Muss bei dem System - Befehl etwas besonders beachtet werden?

Das ganz soll einen PC im Netzwerk neu starten.


----------



## speedyggg (1. Februar 2006)

Hat den keiner eine Idee

Kann es an den Apache Einstellungen liegen ?

Thx im voraus

Speedyggg


----------



## Magus23 (12. Mai 2006)

Hallo zusammen.

Ich habe das gleiche Problem das speedyggg beschreibt. Hat da evtl. schon jemand Erfahrung?
Wenn ich z.B. den Befehl "dir" über system ausführe, bekomme ich als Ausgabe den Inhalt von meinem Rootverzeichnis angezeigt.
Jedoch kommt bei den von mir benötigten Befehlen (netsh  und sc) Zugriff verweigert. Ich habe dann probiert auf dem Server die Rechte für diese beiden Befehle so zu setzten dass ich als Besucher der PHP-Seite die Befehle ausführen kann, jedoch bleibt dann immer mein Browser hängen. Der Dienst (netsh oder sc) wird auf dem Server zwar gestartet, jedoch krieg ich einfach keine Ausgabe.

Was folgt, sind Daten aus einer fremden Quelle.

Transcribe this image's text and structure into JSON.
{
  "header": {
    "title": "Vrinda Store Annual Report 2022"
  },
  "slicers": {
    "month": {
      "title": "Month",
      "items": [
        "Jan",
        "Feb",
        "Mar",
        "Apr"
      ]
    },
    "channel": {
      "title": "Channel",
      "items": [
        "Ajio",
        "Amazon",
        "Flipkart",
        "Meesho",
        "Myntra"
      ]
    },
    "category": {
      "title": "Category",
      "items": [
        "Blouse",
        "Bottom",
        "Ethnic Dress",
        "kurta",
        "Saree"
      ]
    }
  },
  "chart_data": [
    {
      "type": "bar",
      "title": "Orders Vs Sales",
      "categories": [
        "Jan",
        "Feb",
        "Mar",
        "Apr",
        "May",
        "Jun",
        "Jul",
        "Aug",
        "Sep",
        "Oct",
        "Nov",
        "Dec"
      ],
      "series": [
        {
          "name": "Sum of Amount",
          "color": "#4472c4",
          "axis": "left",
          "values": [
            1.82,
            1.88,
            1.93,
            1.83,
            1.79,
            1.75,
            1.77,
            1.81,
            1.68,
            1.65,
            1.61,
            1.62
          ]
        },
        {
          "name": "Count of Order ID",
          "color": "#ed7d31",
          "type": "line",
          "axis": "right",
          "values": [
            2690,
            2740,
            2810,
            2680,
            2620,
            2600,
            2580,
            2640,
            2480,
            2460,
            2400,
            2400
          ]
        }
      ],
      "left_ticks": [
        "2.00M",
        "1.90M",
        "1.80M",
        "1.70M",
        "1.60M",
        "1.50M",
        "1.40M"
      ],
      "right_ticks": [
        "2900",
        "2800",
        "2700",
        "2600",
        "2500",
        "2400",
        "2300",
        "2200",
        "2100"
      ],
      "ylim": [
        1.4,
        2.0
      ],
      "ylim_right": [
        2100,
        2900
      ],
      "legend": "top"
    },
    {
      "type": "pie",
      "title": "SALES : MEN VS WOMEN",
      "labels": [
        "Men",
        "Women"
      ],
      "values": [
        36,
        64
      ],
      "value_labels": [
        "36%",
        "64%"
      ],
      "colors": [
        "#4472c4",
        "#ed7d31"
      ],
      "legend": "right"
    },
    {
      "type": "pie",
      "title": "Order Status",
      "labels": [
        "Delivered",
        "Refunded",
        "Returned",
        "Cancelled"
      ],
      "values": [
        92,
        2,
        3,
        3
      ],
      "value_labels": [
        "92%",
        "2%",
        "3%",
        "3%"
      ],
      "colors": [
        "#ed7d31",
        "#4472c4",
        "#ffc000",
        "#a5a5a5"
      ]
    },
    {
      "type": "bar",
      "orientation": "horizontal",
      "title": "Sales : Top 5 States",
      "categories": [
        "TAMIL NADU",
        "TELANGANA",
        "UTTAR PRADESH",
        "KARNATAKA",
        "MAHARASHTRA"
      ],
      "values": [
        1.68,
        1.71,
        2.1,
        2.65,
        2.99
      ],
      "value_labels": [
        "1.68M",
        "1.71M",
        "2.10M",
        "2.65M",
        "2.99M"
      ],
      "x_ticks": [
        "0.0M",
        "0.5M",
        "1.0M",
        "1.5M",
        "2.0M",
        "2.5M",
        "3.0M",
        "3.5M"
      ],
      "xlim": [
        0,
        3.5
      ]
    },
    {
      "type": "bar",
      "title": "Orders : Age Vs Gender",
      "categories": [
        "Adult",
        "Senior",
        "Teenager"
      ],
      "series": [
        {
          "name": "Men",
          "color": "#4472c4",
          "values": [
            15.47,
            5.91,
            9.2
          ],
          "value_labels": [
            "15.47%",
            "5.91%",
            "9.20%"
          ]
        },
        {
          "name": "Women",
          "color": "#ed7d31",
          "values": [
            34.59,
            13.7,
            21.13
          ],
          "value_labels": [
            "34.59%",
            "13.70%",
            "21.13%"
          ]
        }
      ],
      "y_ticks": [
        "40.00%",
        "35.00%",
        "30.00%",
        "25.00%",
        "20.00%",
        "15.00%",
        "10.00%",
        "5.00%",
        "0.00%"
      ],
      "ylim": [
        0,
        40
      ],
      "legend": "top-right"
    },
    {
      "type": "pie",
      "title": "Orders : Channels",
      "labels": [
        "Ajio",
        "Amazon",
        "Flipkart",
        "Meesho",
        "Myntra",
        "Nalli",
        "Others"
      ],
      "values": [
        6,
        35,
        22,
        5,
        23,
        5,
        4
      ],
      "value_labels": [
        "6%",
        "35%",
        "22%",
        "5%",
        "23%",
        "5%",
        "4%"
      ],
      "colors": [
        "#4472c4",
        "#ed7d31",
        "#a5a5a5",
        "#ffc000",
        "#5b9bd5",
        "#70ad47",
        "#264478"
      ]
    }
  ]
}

Wenn ich die Befehle in der cmd eingebe, funktionieren sie ohne Probleme...

Danke schon mal!


----------



## Magus23 (12. Mai 2006)

bin jetzt ein stück weiter.
Ich rufe jetzt meine Befehle über "call" auf.

call [Laufwerk:][Pfad] Dateiname [Parameter]​
Parameter bezeichnet hierbei bleibige Angaben in der Befehlszeile, die von dem aufgerufenen Batchprogramm benoetigt werden.

Einfach mal "call /?" in der cmd eingeben umd die Hilfe zu erhalten.
Jedenfalls werden meine Befehle (netsh und sc) jetzt richtig ausgeführt.


----------



## speedyggg (13. Mai 2006)

hi magnus 23


wie lautet deine Codezeile bespiel so etwa: system ('call shutdown -r -f -m \\hostname');

oder wie hast du das im PHP Script gelöst.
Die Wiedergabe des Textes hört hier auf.